LES PLUS célèbres paroles jamais prononcés à Gaza sont les dernières paroles de Samson : « Que je meurre avec les Philistins. »(Livre des Juges 16,30).

Selon la Bible, Samson se saisit des piliers centraux du temple des Philistins et fit s’écrouler tout l’édifice sur la tête des Seigneurs des Philistins, du peuple de Gaza et sur lui même. Le narrateur résume ainsi l’épisode : « Ainsi le nombre de ceux qu’il entraîna avec lui dans la mort dépassa celui de ceux qu’il avait fait disparaître durant sa vie. »

Une histoire de souffrance, de destruction et de mort. Elle est peut-être en train de se répéter aujourd’hui, avec simplement un renversement des rôles : le temple serait détruit par les Palestiniens (dont le nom vient des Philistins), et parmi ses morts se trouveraient les Seigneurs d’Israël.

GAZA VA-t-elle se transformer en Massada palestinienne (le lieu où, un milliers d’années plus tard, les assiégés juifs choisirent de se suicider collectivement plutôt que de tomber aux mains des Romains) ?

Le peuple de Gaza est inquiet. Les combattants du Hamas se préparent au combat. Les chefs de l’armée israélienne s’inquiètent également et se préparent au combat.

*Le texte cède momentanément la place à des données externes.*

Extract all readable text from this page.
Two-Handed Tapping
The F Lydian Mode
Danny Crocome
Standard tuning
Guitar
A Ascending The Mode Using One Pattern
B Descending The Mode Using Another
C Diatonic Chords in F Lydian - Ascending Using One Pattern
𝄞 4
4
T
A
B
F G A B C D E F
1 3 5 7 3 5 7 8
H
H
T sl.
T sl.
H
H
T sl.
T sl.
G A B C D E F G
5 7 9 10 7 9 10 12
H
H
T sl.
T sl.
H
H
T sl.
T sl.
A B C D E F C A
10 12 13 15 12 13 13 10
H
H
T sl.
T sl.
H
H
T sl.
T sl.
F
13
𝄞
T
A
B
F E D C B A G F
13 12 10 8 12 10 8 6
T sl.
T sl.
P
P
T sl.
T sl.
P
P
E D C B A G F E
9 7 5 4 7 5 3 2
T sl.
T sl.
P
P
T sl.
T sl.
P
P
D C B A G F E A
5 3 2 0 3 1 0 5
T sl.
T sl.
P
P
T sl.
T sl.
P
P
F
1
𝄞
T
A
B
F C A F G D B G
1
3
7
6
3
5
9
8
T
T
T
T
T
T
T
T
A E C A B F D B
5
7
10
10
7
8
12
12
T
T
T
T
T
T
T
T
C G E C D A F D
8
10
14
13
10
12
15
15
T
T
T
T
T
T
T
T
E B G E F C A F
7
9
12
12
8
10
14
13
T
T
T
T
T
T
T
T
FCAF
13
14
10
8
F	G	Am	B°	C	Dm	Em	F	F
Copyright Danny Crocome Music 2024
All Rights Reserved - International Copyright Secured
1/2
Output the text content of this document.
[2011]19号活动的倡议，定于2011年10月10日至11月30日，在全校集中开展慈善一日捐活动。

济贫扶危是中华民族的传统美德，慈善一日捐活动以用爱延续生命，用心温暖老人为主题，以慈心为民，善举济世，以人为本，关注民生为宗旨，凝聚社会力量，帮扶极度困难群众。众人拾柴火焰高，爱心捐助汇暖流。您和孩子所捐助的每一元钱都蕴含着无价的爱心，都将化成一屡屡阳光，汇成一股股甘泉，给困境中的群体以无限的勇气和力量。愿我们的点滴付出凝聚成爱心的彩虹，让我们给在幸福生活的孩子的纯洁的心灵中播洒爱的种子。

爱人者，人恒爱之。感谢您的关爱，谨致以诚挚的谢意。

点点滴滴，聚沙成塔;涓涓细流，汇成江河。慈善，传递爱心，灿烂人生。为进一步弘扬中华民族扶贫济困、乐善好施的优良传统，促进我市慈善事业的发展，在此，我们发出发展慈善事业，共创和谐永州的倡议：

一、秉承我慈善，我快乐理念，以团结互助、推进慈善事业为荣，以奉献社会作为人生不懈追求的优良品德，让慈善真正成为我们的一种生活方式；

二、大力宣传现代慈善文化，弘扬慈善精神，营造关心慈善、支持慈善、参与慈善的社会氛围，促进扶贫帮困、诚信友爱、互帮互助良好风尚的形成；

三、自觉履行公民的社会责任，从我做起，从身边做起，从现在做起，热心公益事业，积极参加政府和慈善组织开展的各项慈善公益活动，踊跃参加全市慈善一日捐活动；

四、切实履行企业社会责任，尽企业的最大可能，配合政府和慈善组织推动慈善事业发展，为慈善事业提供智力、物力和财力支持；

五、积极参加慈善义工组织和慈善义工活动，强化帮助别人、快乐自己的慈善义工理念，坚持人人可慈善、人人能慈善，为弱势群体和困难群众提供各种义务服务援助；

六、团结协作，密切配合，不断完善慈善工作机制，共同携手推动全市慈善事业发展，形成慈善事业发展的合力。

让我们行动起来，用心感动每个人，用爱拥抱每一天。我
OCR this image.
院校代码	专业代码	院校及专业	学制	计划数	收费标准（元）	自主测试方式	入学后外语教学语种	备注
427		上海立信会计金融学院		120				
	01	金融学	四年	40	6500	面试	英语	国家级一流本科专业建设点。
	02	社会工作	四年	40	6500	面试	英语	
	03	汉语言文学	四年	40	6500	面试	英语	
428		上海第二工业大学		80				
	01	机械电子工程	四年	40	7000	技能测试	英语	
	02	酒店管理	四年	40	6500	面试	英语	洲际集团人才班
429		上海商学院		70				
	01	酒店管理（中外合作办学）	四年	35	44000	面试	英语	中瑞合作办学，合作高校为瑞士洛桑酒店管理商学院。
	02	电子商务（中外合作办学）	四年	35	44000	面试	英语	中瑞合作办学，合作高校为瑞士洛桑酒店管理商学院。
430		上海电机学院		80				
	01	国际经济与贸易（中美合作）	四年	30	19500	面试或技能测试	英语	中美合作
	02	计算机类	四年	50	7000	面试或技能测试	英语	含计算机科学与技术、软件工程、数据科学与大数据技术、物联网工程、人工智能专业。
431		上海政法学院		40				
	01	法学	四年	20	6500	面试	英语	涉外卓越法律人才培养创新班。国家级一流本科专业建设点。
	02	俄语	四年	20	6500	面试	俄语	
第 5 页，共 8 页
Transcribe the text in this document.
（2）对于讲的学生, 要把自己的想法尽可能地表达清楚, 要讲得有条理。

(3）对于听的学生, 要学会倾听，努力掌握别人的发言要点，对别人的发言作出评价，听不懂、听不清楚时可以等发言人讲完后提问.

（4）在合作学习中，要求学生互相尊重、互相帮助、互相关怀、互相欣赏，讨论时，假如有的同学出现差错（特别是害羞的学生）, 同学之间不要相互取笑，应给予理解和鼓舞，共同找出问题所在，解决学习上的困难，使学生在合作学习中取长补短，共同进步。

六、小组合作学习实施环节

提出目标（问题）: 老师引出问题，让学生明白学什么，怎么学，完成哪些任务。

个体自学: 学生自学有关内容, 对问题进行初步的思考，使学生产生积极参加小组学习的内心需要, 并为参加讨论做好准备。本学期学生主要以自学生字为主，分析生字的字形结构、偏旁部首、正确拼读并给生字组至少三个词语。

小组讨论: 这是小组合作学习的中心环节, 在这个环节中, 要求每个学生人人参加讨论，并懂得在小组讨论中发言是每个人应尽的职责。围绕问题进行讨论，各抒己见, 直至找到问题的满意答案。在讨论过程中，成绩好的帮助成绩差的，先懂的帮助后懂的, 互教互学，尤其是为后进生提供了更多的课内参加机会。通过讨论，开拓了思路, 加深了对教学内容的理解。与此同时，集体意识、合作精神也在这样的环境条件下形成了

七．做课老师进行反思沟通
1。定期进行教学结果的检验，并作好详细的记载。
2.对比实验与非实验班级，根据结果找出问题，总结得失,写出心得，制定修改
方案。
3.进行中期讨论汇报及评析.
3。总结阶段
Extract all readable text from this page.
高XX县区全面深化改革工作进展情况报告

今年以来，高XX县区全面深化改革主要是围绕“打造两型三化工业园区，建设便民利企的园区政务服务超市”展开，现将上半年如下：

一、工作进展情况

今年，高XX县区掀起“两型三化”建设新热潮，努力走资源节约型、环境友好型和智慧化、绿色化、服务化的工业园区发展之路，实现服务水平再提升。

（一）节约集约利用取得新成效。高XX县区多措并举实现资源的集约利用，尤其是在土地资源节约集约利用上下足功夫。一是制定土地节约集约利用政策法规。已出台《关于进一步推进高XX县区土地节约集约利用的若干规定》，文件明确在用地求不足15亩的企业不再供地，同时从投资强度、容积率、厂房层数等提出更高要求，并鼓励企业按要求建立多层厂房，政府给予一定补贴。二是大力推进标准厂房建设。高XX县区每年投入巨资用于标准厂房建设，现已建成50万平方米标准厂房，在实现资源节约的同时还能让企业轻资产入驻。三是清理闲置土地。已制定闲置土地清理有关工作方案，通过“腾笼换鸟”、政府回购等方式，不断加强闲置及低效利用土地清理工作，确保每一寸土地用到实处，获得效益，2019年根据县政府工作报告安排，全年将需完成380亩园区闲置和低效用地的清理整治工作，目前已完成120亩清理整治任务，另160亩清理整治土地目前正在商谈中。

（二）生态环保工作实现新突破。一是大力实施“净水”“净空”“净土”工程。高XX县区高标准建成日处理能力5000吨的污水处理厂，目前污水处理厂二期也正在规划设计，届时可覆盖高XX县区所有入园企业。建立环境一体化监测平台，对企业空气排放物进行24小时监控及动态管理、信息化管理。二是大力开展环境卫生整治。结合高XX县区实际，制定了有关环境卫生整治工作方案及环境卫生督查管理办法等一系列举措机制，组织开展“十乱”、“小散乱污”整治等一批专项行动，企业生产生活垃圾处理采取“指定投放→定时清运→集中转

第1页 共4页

Depuis des mois, les responsables politiques et militaires discutent d’une « vaste opération militaire » : envahir massivement la Bande de Gaza pour mettre un terme aux tirs de roquettes sur le territoire d’Israël.

Les chefs militaires, qui habituellement brûlent d’impatience d’aller se battre, ne manifestent aujourd’hui aucun empressement. Absolument pas. Ils voudraient l’éviter à tout prix. Mais ils sont fatalistes. Tout dépend maintenant d’un pur hasard. Si demain une fusée Qassam tombe sur une maison de Sderot et tue une famille entière, il y aura un tel tollé en Israël que le gouvernement pourrait se sentir obligé de donner l’ordre d’attaquer, y compris en dépit du bon sens.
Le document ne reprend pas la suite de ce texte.